(66i) From Formate to Toluene: Unified Approaches in Catalyst Optimization for Hydrogen Storage and Release

Formate (HCOO⁻) is a promising liquid organic hydrogen carrier (LOHC) for efficient hydrogen storage and release, yet the mechanisms governing its dehydrogenation and associated catalyst deactivation remain incompletely understood. Our study explores formate dehydrogenation on Pd(111) and reveals that formate can strongly adsorb under certain electrochemical potentials, blocking active sites and increasing activation barriers. This process stems from opposing potential dependencies of hydrogen transfer steps from water and formate, affecting reaction balance and resulting in gradual catalyst deactivation. Additional investigations of PdO (100) and PdH (110) phases indicate that each is stable under relatively oxidizing or reducing conditions, respectively, and both exhibit enhanced dehydrogenation activity in the potential window of -0.4 to 0.2 V vs. SHE (Figure 1). Beyond these mechanistic insights, catalyst degradation also poses a major challenge, as noble metal catalysts frequently experience declining activity over time due to various thermal and chemical stressors. To address this, we integrate experimental data with multiscale computational models to pinpoint degradation mechanisms and ultimately inform the design of more robust catalytic systems.

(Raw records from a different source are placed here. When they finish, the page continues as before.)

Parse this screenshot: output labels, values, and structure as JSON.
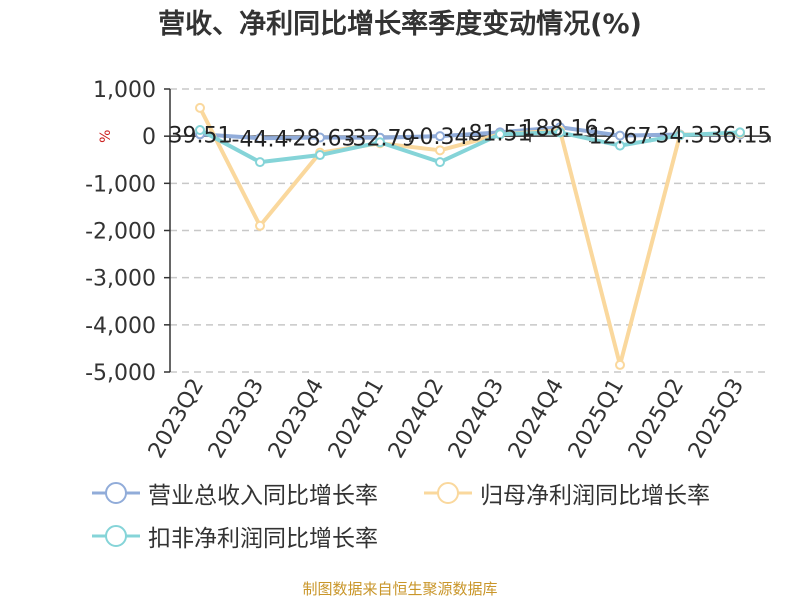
{
  "title": "营收、净利同比增长率季度变动情况(%)",
  "source": "制图数据来自恒生聚源数据库",
  "chart_data": {
    "type": "line",
    "title": "营收、净利同比增长率季度变动情况(%)",
    "ylabel": "%",
    "xlabel": "",
    "categories": [
      "2023Q2",
      "2023Q3",
      "2023Q4",
      "2024Q1",
      "2024Q2",
      "2024Q3",
      "2024Q4",
      "2025Q1",
      "2025Q2",
      "2025Q3"
    ],
    "ylim": [
      -5000,
      1000
    ],
    "yticks": [
      1000,
      0,
      -1000,
      -2000,
      -3000,
      -4000,
      -5000
    ],
    "ytick_labels": [
      "1,000",
      "0",
      "-1,000",
      "-2,000",
      "-3,000",
      "-4,000",
      "-5,000"
    ],
    "grid": true,
    "legend_position": "bottom",
    "series": [
      {
        "name": "营业总收入同比增长率",
        "color": "#91acd9",
        "values": [
          39.51,
          -44.4,
          -28.63,
          -32.79,
          -0.34,
          81.51,
          188.16,
          12.67,
          34.3,
          36.15
        ],
        "labels": [
          "39.51",
          "-44.4",
          "-28.63",
          "-32.79",
          "-0.34",
          "81.51",
          "188.16",
          "12.67",
          "34.3",
          "36.15"
        ]
      },
      {
        "name": "归母净利润同比增长率",
        "color": "#fad89d",
        "values": [
          600,
          -1900,
          -350,
          -150,
          -300,
          40,
          120,
          -4850,
          30,
          60
        ]
      },
      {
        "name": "扣非净利润同比增长率",
        "color": "#85d4d8",
        "values": [
          130,
          -550,
          -400,
          -130,
          -550,
          40,
          80,
          -200,
          20,
          80
        ]
      }
    ]
  }
}
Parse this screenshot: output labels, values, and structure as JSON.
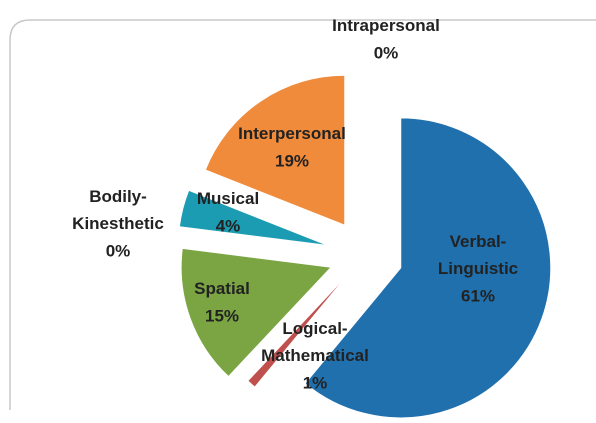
{
  "chart_data": {
    "type": "pie",
    "categories": [
      "Verbal-Linguistic",
      "Logical-Mathematical",
      "Spatial",
      "Bodily-Kinesthetic",
      "Musical",
      "Interpersonal",
      "Intrapersonal"
    ],
    "values": [
      61,
      1,
      15,
      0,
      4,
      19,
      0
    ],
    "value_labels": [
      "61%",
      "1%",
      "15%",
      "0%",
      "4%",
      "19%",
      "0%"
    ],
    "colors": [
      "#2070ae",
      "#c0504d",
      "#7aa542",
      "#4f81bd",
      "#1c9cb3",
      "#f08b3b",
      "#8064a2"
    ]
  }
}
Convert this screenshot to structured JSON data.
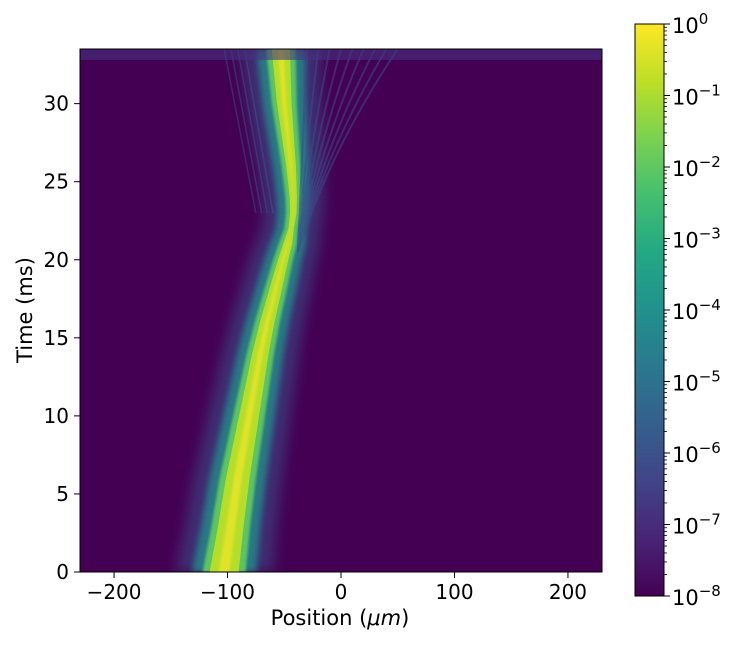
{
  "chart_data": {
    "type": "heatmap",
    "title": "",
    "xlabel_prefix": "Position (",
    "xlabel_unit": "μm",
    "xlabel_suffix": ")",
    "ylabel": "Time (ms)",
    "xlim": [
      -230,
      230
    ],
    "ylim": [
      0,
      33.5
    ],
    "xticks": [
      -200,
      -100,
      0,
      100,
      200
    ],
    "xtick_labels": [
      "−200",
      "−100",
      "0",
      "100",
      "200"
    ],
    "yticks": [
      0,
      5,
      10,
      15,
      20,
      25,
      30
    ],
    "ytick_labels": [
      "0",
      "5",
      "10",
      "15",
      "20",
      "25",
      "30"
    ],
    "colorbar": {
      "scale": "log",
      "range": [
        1e-08,
        1
      ],
      "tick_exponents": [
        0,
        -1,
        -2,
        -3,
        -4,
        -5,
        -6,
        -7,
        -8
      ],
      "tick_base": "10",
      "tick_exp_labels": [
        "0",
        "−1",
        "−2",
        "−3",
        "−4",
        "−5",
        "−6",
        "−7",
        "−8"
      ],
      "colormap": "viridis"
    },
    "description_note": "",
    "beam_path": {
      "center_um": [
        [
          0,
          -103
        ],
        [
          2,
          -99
        ],
        [
          4,
          -95
        ],
        [
          6,
          -91
        ],
        [
          8,
          -86
        ],
        [
          10,
          -81
        ],
        [
          12,
          -76
        ],
        [
          14,
          -71
        ],
        [
          16,
          -65
        ],
        [
          18,
          -58
        ],
        [
          20,
          -51
        ],
        [
          21,
          -47
        ],
        [
          22,
          -44
        ],
        [
          23,
          -42
        ],
        [
          24,
          -42
        ],
        [
          26,
          -44
        ],
        [
          28,
          -47
        ],
        [
          30,
          -50
        ],
        [
          33.5,
          -53
        ]
      ],
      "halfwidth_um": [
        [
          0,
          16
        ],
        [
          3,
          14
        ],
        [
          6,
          13
        ],
        [
          10,
          11
        ],
        [
          14,
          9
        ],
        [
          18,
          7
        ],
        [
          21,
          5
        ],
        [
          22,
          3
        ],
        [
          24,
          4
        ],
        [
          27,
          6
        ],
        [
          30,
          8
        ],
        [
          33.5,
          10
        ]
      ]
    },
    "colors": {
      "background": "#440154",
      "peak": "#fde725",
      "core": "#b5de2b"
    }
  }
}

Comparative Strategies: Hydrides vs. Carriers

Building on these insights, we also investigate hydrogen production through both hydride-based and carrier-based approaches, focusing on electrochemical hydrogenation of toluene as a complementary pathway to formate systems. By collecting and analyzing literature-derived electrochemical kinetic (Tafel) parameters—encompassing activity, selectivity, catalyst composition, and loading—we can employ a simplified (0D) electrolyzer model to characterize performance. This bottom-up analysis obviates the immediate need for complex simulations, while subsequent surrogate modeling and targeted COMSOL-based sensitivity studies guide us in identifying and optimizing critical parameters, such as cost–activity trade-offs. This integrated framework aims to establish an optimized catalyst roadmap validated by existing benchmarks, providing actionable guidelines for catalyst design and optimization in hydrogen carrier technologies. Combining mechanistic elucidation, data-driven modeling, and a structured reverse-engineering process, our work contributes to advancing both fundamental understanding and practical implementation of efficient, durable hydrogen production systems.

Figure 1. A heatmap for the variation of dehydrogenation rate (sec^-1) against the operational choices of temperature and the electrode potential. the thermal mode of operation is denoted by the vertical red line (at the PZC of Pd), while the room temperature electrochemical route is shown via the horizontal blue line.